Fahrzeug-Kennzeichnung: Die blaue Plakette bleibt ein Traum

Verkehrsminister Dobrindt setzt sich durch: Es gibt keine Fahrverbote für Diesel mit zu hohem Stickoxidausstoß. Das ärgert nicht nur Umweltschützer.

Ein Hinweisschild auf die Umweltzone in der Innenstadt von Hannover

In vielen deutschen Städten werden die EU-Grenzwerte für Luftschadstoffe überschritten Foto: dpa

BERLIN taz | In Osnabrück hatte man sich schon auf die Blaue Plakette gefreut. Denn die Stadt leidet unter einer hohen Konzentration von Stickoxiden (NOx) in der Luft. Mit der geplanten neuen Kennzeichnung von Fahrzeugen, die weniger als 80 Milligramm NOx ausstoßen, hätte sie alle anderen Autos verbannen dürfen.

Doch die Plakette ist „auf Eis gelegt“, wie Umweltstaatssekretär Jochen Flasbarth jetzt bestätigen musste. Das ärgert nicht nur Umweltschützer – in Osnabrück fühlt man sich blockiert. „Die Blaue Plakette würde unsere Probleme fast komplett lösen“, hatte Detlef Gerdts, Leiter des Bereichs Umwelt und Klimaschutz der Stadt, mehrfach erklärt, auch wenn sogar Busse der Stadtwerke nachgerüstet werden müssten: „Verschärfte Regelungen sind alternativlos.“

NOx gehören neben Feinstaub und Ozon zu den gefährlichsten Luftschadstoffen. In zu hoher Konzentration belasten sie die Atemwege und verschlimmern Asthmasymptome. Auch bei Nichtasthmatikern, insbesondere Kindern, können sie Anfälle auslösen. Auch Herz- und Kreislauferkrankungen sind mögliche Folgen. In Ballungsgebieten ist der Straßenverkehr die Hauptquelle, vor allem Dieselautos stoßen NOx aus.

Obwohl das bekannt ist, werden die EU-Grenzwerte in vielen deutschen Städten immer wieder überschritten – ein Grund dafür ist, dass ein Großteil der Diesel im Alltag mehr NOx ausstößt, als die Hersteller offiziell angeben.

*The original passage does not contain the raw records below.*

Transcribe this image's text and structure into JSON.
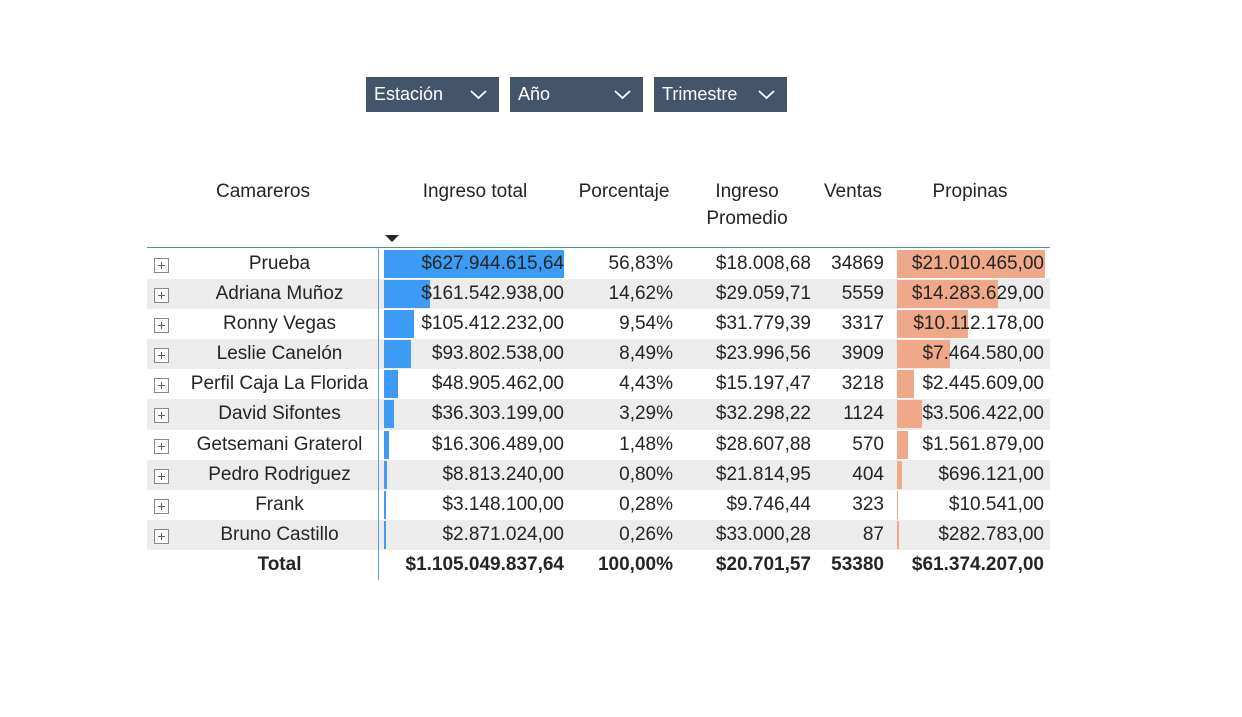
{
  "slicers": [
    {
      "label": "Estación"
    },
    {
      "label": "Año"
    },
    {
      "label": "Trimestre"
    }
  ],
  "headers": {
    "camareros": "Camareros",
    "ingreso_total": "Ingreso total",
    "porcentaje": "Porcentaje",
    "ingreso_promedio_1": "Ingreso",
    "ingreso_promedio_2": "Promedio",
    "ventas": "Ventas",
    "propinas": "Propinas"
  },
  "colors": {
    "bar_ingreso": "#3c9bf5",
    "bar_propinas": "#efa98a",
    "slicer_bg": "#44546a"
  },
  "rows": [
    {
      "name": "Prueba",
      "ingreso": "$627.944.615,64",
      "ingreso_frac": 1.0,
      "pct": "56,83%",
      "promedio": "$18.008,68",
      "ventas": "34869",
      "propinas": "$21.010.465,00",
      "propinas_frac": 1.0
    },
    {
      "name": "Adriana Muñoz",
      "ingreso": "$161.542.938,00",
      "ingreso_frac": 0.257,
      "pct": "14,62%",
      "promedio": "$29.059,71",
      "ventas": "5559",
      "propinas": "$14.283.629,00",
      "propinas_frac": 0.68
    },
    {
      "name": "Ronny Vegas",
      "ingreso": "$105.412.232,00",
      "ingreso_frac": 0.168,
      "pct": "9,54%",
      "promedio": "$31.779,39",
      "ventas": "3317",
      "propinas": "$10.112.178,00",
      "propinas_frac": 0.481
    },
    {
      "name": "Leslie Canelón",
      "ingreso": "$93.802.538,00",
      "ingreso_frac": 0.149,
      "pct": "8,49%",
      "promedio": "$23.996,56",
      "ventas": "3909",
      "propinas": "$7.464.580,00",
      "propinas_frac": 0.355
    },
    {
      "name": "Perfil Caja La Florida",
      "ingreso": "$48.905.462,00",
      "ingreso_frac": 0.078,
      "pct": "4,43%",
      "promedio": "$15.197,47",
      "ventas": "3218",
      "propinas": "$2.445.609,00",
      "propinas_frac": 0.116
    },
    {
      "name": "David Sifontes",
      "ingreso": "$36.303.199,00",
      "ingreso_frac": 0.058,
      "pct": "3,29%",
      "promedio": "$32.298,22",
      "ventas": "1124",
      "propinas": "$3.506.422,00",
      "propinas_frac": 0.167
    },
    {
      "name": "Getsemani Graterol",
      "ingreso": "$16.306.489,00",
      "ingreso_frac": 0.026,
      "pct": "1,48%",
      "promedio": "$28.607,88",
      "ventas": "570",
      "propinas": "$1.561.879,00",
      "propinas_frac": 0.074
    },
    {
      "name": "Pedro Rodriguez",
      "ingreso": "$8.813.240,00",
      "ingreso_frac": 0.014,
      "pct": "0,80%",
      "promedio": "$21.814,95",
      "ventas": "404",
      "propinas": "$696.121,00",
      "propinas_frac": 0.033
    },
    {
      "name": "Frank",
      "ingreso": "$3.148.100,00",
      "ingreso_frac": 0.005,
      "pct": "0,28%",
      "promedio": "$9.746,44",
      "ventas": "323",
      "propinas": "$10.541,00",
      "propinas_frac": 0.0005
    },
    {
      "name": "Bruno Castillo",
      "ingreso": "$2.871.024,00",
      "ingreso_frac": 0.0046,
      "pct": "0,26%",
      "promedio": "$33.000,28",
      "ventas": "87",
      "propinas": "$282.783,00",
      "propinas_frac": 0.013
    }
  ],
  "total": {
    "name": "Total",
    "ingreso": "$1.105.049.837,64",
    "pct": "100,00%",
    "promedio": "$20.701,57",
    "ventas": "53380",
    "propinas": "$61.374.207,00"
  }
}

Die EU hat deshalb ein Vertragsverletzungsverfahren gegen die Bundesregierung eingeleitet.

Dobrindt opponierte gegen Hendricks Pläne

Im April hatte die Umweltministerkonferenz von Bund und Ländern die Koalition deshalb aufgefordert, noch 2016 ein Regelwerk für eine Blaue Plakette zu erstellen. Diese sollten nur Fahrzeuge erhalten, die die Euro-6-Norm von weniger als 80 Milligramm NOx erfüllen, die seit September 2015 gilt. Laut Kraftfahrtbundesamt tut das derzeit nur ein Bruchteil der bundesweit 14,5 Millionen Dieselfahrzeuge. Bundesverkehrsminister Alexander Dobrindt (CSU) opponierte jedoch – ganz im Sinne der Automobilhersteller – vehement gegen die Pläne von Hendricks.

Mit Erfolg: Nun soll die Verkehrsministerkonferenz bis zum Herbst Alternativvorschläge ausarbeiten. „Wenn es ums Auto geht, kann die Lobby in Deutschland offenbar weiterhin alle Gesetze außer Kraft setzen“, kommentierte Greenpeace-Verkehrsexperte Andree Böhling.